9. CE QUE CES CLICHÉS EMPÊCHENT DE PENSER #

Que comme l’a démontré René Girard dans La violence et le sacré (1972), le sacrifice n’est pas archaïsme religieux à dépasser — c’est mécanisme social de canalisation de la violence mimétique sur une victime émissaire, dont les sociétés modernes héritent sous d’autres formes (boucs émissaires médiatiques, persécutions sociales). Et que comme l’ont posé Marcel Mauss et Henri Hubert dans leur Essai (1899), le sacrifice n’est pas seulement destruction — c’est création d’une médiation entre profane et sacré, dont le sacrificateur et le sacrifié sortent transformés (le sacré devient communicable).

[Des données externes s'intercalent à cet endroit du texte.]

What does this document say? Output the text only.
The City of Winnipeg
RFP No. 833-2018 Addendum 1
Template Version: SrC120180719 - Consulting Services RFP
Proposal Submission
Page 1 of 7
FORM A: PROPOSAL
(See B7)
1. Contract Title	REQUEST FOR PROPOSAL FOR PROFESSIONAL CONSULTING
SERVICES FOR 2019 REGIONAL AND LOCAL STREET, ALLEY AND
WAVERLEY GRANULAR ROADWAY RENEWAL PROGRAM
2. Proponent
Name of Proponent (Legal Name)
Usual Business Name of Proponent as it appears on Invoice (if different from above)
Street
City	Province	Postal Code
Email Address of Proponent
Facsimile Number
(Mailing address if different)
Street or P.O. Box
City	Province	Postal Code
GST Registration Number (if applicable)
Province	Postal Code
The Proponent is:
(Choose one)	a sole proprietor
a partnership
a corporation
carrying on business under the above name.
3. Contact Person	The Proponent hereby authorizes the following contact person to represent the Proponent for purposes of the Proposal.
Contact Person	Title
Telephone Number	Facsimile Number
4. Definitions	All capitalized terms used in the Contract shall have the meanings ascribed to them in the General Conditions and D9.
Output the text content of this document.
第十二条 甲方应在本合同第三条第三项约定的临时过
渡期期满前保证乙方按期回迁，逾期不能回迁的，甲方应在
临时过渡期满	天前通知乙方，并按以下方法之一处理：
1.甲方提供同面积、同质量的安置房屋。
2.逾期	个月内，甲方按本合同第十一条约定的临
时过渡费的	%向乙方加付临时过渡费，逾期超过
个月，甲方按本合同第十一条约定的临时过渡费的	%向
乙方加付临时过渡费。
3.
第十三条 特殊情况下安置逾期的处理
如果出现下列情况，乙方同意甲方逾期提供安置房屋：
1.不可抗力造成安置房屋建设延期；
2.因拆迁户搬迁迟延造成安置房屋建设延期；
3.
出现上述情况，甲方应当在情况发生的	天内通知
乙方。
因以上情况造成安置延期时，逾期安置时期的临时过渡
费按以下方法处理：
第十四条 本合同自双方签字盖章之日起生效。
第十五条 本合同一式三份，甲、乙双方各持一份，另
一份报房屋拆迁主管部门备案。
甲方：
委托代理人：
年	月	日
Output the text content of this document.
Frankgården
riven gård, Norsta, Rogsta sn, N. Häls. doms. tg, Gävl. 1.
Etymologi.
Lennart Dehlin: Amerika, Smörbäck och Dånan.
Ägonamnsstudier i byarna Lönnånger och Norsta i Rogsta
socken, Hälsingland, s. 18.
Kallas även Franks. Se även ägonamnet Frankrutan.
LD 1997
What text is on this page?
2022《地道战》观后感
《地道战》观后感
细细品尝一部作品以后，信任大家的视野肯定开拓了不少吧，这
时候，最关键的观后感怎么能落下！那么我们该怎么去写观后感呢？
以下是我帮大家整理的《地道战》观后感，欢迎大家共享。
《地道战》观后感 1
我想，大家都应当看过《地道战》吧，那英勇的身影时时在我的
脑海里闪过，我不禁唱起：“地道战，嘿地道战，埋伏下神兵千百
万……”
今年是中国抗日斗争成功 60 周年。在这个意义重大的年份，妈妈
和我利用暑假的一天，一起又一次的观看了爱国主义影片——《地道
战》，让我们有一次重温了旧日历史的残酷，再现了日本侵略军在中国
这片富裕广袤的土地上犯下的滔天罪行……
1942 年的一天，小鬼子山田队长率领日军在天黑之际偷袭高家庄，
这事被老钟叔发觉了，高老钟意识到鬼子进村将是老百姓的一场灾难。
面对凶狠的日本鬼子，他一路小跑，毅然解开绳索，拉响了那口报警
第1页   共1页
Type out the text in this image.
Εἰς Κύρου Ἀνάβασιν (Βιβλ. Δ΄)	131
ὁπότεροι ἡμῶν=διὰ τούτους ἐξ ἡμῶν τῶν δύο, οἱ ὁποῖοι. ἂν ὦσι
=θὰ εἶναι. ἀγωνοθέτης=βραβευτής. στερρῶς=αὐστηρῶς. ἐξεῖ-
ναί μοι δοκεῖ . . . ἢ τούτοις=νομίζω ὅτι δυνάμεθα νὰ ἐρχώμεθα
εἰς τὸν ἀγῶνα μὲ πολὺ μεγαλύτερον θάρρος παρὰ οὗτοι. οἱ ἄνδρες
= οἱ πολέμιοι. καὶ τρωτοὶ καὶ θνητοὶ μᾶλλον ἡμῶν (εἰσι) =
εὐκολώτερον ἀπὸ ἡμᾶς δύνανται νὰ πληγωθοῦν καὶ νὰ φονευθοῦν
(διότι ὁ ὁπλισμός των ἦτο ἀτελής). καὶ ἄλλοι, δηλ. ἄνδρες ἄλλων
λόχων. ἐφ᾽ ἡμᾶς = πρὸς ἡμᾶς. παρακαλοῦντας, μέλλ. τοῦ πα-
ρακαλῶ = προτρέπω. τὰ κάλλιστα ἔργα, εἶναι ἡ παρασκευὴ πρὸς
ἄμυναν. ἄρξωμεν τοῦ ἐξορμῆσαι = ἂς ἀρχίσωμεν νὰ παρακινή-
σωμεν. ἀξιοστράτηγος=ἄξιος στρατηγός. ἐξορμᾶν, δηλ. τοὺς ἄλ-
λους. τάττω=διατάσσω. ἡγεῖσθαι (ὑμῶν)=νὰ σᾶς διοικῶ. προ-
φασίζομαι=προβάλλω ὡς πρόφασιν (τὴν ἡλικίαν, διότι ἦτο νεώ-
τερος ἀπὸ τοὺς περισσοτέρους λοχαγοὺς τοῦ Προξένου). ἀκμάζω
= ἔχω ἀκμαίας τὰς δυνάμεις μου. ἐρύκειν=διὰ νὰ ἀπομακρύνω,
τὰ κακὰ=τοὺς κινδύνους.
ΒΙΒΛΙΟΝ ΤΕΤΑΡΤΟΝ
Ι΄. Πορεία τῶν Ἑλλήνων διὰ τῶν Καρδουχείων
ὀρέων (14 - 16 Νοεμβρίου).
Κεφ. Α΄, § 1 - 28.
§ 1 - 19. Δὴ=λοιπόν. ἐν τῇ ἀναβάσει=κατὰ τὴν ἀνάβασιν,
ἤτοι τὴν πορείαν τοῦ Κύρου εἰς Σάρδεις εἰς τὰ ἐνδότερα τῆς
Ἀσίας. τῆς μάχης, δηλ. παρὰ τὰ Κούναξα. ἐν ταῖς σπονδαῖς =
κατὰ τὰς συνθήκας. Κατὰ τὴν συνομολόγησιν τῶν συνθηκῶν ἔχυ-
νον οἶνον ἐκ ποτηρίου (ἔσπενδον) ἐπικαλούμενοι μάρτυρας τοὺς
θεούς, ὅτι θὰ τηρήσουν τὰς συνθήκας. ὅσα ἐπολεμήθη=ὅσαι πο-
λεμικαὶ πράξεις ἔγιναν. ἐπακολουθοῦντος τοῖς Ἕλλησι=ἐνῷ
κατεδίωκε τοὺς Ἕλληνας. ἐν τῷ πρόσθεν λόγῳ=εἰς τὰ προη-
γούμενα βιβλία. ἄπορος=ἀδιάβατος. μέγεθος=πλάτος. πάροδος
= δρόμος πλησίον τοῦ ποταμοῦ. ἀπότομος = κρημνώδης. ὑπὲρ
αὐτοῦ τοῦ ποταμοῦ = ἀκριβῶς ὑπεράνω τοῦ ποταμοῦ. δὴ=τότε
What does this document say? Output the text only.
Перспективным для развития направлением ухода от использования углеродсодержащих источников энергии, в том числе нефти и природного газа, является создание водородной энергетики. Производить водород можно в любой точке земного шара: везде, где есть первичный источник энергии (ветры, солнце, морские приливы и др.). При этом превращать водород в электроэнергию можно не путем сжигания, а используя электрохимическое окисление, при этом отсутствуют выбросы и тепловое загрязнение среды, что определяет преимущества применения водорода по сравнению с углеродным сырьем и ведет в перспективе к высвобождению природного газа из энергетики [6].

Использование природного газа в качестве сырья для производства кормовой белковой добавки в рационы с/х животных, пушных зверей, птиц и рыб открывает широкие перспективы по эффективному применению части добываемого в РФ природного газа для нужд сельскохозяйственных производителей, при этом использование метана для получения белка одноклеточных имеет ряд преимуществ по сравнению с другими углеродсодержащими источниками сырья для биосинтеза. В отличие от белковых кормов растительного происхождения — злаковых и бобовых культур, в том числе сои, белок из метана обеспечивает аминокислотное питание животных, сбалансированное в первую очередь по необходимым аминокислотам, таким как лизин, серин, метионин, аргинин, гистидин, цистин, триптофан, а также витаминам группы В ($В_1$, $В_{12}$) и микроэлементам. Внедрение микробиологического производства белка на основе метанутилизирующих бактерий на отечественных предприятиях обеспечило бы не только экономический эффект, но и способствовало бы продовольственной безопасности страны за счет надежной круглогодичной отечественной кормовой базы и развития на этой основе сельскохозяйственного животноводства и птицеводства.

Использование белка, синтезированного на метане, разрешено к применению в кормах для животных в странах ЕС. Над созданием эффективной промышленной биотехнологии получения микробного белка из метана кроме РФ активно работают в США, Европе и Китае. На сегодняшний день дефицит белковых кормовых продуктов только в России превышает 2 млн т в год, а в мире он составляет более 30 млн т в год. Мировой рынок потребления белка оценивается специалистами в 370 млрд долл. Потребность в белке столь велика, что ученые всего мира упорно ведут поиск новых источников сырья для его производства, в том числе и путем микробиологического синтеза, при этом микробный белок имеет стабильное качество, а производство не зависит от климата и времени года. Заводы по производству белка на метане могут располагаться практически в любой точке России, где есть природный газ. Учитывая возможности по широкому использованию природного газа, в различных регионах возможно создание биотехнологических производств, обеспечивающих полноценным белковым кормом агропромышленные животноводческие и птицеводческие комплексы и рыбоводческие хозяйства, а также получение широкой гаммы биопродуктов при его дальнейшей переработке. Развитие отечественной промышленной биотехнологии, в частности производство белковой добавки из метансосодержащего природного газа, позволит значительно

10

10. VERSION « PERSONNE QUI VEUT PARAÎTRE INTELLIGENTE » #

« Marcel Mauss et Henri Hubert, dans l’Essai sur la nature et la fonction du sacrifice (L’Année sociologique, 1899, regroupé dans Mélanges d’histoire des religions, 1909), ont fondé l’analyse sociologique du sacrifice — médiation profane/sacré par la destruction d’une victime, transformation simultanée du sacrifiant et du sacrifié. René Girard, dans La violence et le sacré (1972), pose le mécanisme sacrificiel (victime émissaire, bouc émissaire) à l’origine du religieux et du politique — élaboré dans Des choses cachées depuis la fondation du monde (1978) et Le bouc émissaire (1982). Georges Bataille, dans La part maudite. Essai d’économie générale (1949), fait du sacrifice (dépense non-productive, consumation) une nécessité de la “souveraineté”. Søren Kierkegaard, dans Crainte et tremblement (Frygt og Bæven, 1843), interprète le sacrifice d’Isaac (Genèse 22, Akedah) comme “suspension téléologique de l’éthique” — Abraham au-dessus de la morale par la foi. Maurice Godelier, dans L’énigme du don (1996), a posé la part du sacrifice dans l’économie du don. »

11. ENTRÉE SATIRIQUE FINALE #

Sacrifice : offrande qu’on déclare « consenti » d’autant plus volontiers qu’on s’arrange pour qu’il soit fait par les autres.

12. RÉSUMÉ DU LIEU COMMUN CENTRAL #

Les sacrifices nécessaires — c’est ce qu’on dit pour faire accepter à des gens des renoncements dont on a soigneusement exempté ceux qui les exigent.